In the hidden variables, only some of them are of interest to us, which denoted as $x_q$. We can compute what we are interested in by **marginalizing out** the rest **nuisance variables** $x_n$.
$$
p(x_q|x_v,\theta)=\sum_{x_n} p(x_h|x_v,\theta)
$$

# 5. Learning
In inference, we assume that the parameter $\theta$ is known to us. But actually, we need to computing a MAP estimate of the parameters given training data.
$$
\hat{\theta}=\underset{\theta}{argmax} \sum_{i=1}^N log\,p(x_{i,v}|\theta)+log\, p(\theta)
$$
where $x_{i,v}$ are visible variables in train data sample i. If we have a uniform prior, $p(\theta) \propto 1$, this reduces to the MLE.

### Learning form complete data
If all the variables are fully observed in each case, so there is no missing data and there are no hidden variables, we say the data is **complete**. For a DGM with complete data, the likelihood is given by
\begin{align}
p(D|\theta) &=\prod_{i=1}^N p(x_i|\theta) \\
            &=\prod_{i=1}^N \prod_{t=1}^V p(x_{it}|x_{i,pa(t)},\theta_t) \\
            &=\prod_{t=1}^V p(D_t|\theta_t)
\end{align}
where $D_t$ is the data associated with the node $t$ and its parents. This is a product of terms, which means likelihood **decomposes** according to the graph structure.
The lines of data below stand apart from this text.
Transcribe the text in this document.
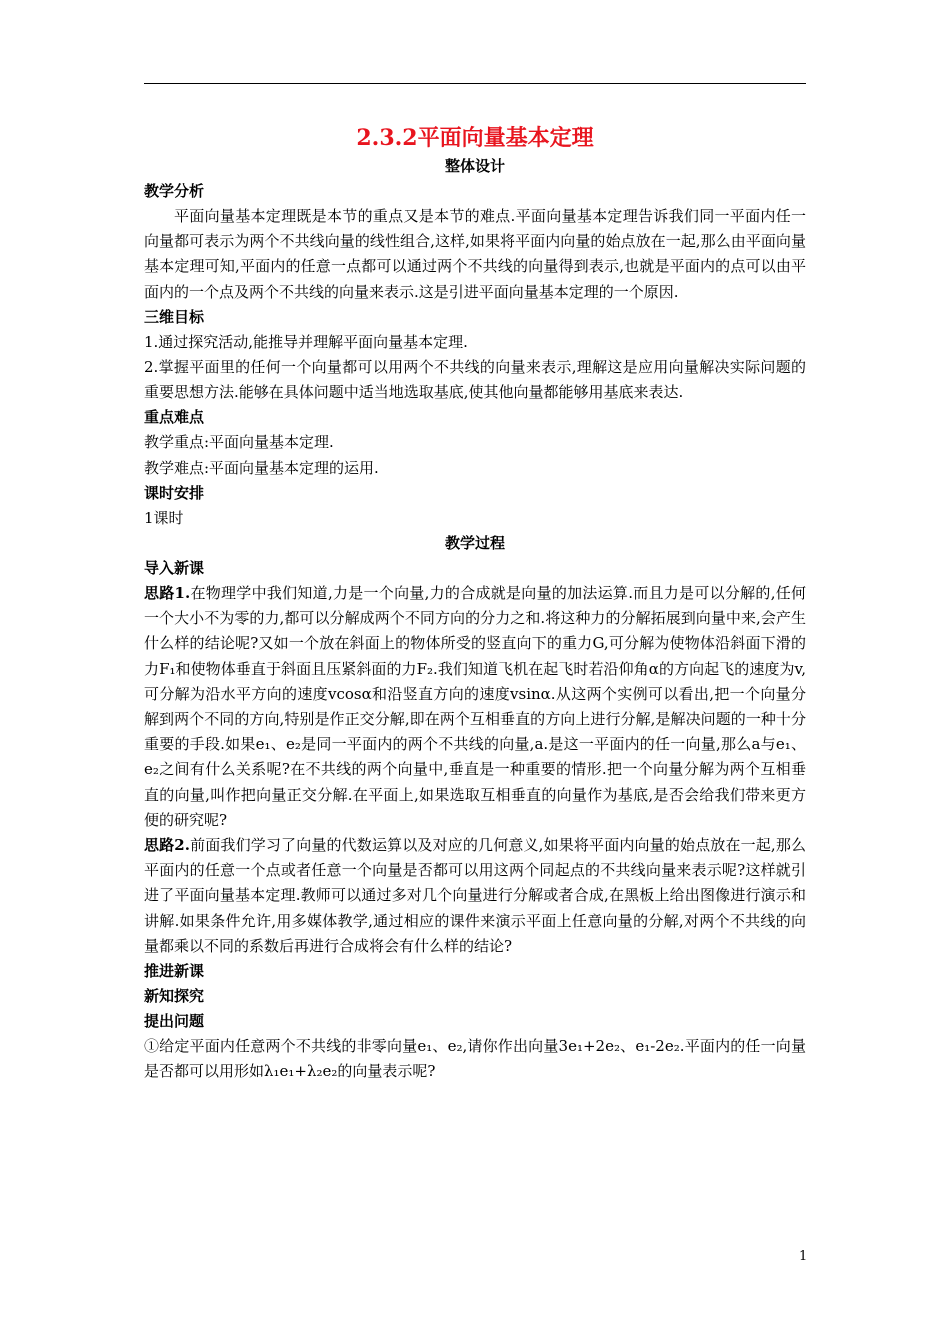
2.3.2平面向量基本定理

整体设计

教学分析

平面向量基本定理既是本节的重点又是本节的难点.平面向量基本定理告诉我们同一平面内任一向量都可表示为两个不共线向量的线性组合,这样,如果将平面内向量的始点放在一起,那么由平面向量基本定理可知,平面内的任意一点都可以通过两个不共线的向量得到表示,也就是平面内的点可以由平面内的一个点及两个不共线的向量来表示.这是引进平面向量基本定理的一个原因.

三维目标

1.通过探究活动,能推导并理解平面向量基本定理.

2.掌握平面里的任何一个向量都可以用两个不共线的向量来表示,理解这是应用向量解决实际问题的重要思想方法.能够在具体问题中适当地选取基底,使其他向量都能够用基底来表达.

重点难点

教学重点:平面向量基本定理.

教学难点:平面向量基本定理的运用.

课时安排

1课时

教学过程

导入新课

思路1.在物理学中我们知道,力是一个向量,力的合成就是向量的加法运算.而且力是可以分解的,任何一个大小不为零的力,都可以分解成两个不同方向的分力之和.将这种力的分解拓展到向量中来,会产生什么样的结论呢?又如一个放在斜面上的物体所受的竖直向下的重力G,可分解为使物体沿斜面下滑的力F₁和使物体垂直于斜面且压紧斜面的力F₂.我们知道飞机在起飞时若沿仰角α的方向起飞的速度为v,可分解为沿水平方向的速度vcosα和沿竖直方向的速度vsinα.从这两个实例可以看出,把一个向量分解到两个不同的方向,特别是作正交分解,即在两个互相垂直的方向上进行分解,是解决问题的一种十分重要的手段.如果e₁、e₂是同一平面内的两个不共线的向量,a.是这一平面内的任一向量,那么a与e₁、e₂之间有什么关系呢?在不共线的两个向量中,垂直是一种重要的情形.把一个向量分解为两个互相垂直的向量,叫作把向量正交分解.在平面上,如果选取互相垂直的向量作为基底,是否会给我们带来更方便的研究呢?

思路2.前面我们学习了向量的代数运算以及对应的几何意义,如果将平面内向量的始点放在一起,那么平面内的任意一个点或者任意一个向量是否都可以用这两个同起点的不共线向量来表示呢?这样就引进了平面向量基本定理.教师可以通过多对几个向量进行分解或者合成,在黑板上给出图像进行演示和讲解.如果条件允许,用多媒体教学,通过相应的课件来演示平面上任意向量的分解,对两个不共线的向量都乘以不同的系数后再进行合成将会有什么样的结论?

推进新课

新知探究

提出问题

①给定平面内任意两个不共线的非零向量e₁、e₂,请你作出向量3e₁+2e₂、e₁-2e₂.平面内的任一向量是否都可以用形如λ₁e₁+λ₂e₂的向量表示呢?

1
Now suppose that the prior factorizes as well
$$
p(\theta)=\prod_{t=1}^V p(\theta_t)
$$
Then clearly the posterior also factorizes
\begin{align}
p(\theta|D) &\propto p(\theta)p(D|\theta) \\
            &=\prod_{t=1}^V p(\theta_t)p(D_t|\theta_t) 
\end{align}
This means we can compute the posterior of each conditional distribution independently, just as the Naive Bayes classification case.

### Learning with missing and/or latent variables
If we have missing data and/or hidden variables, the likelihood no longer factorizes, and the troubles come. We will discuss in the following chapters.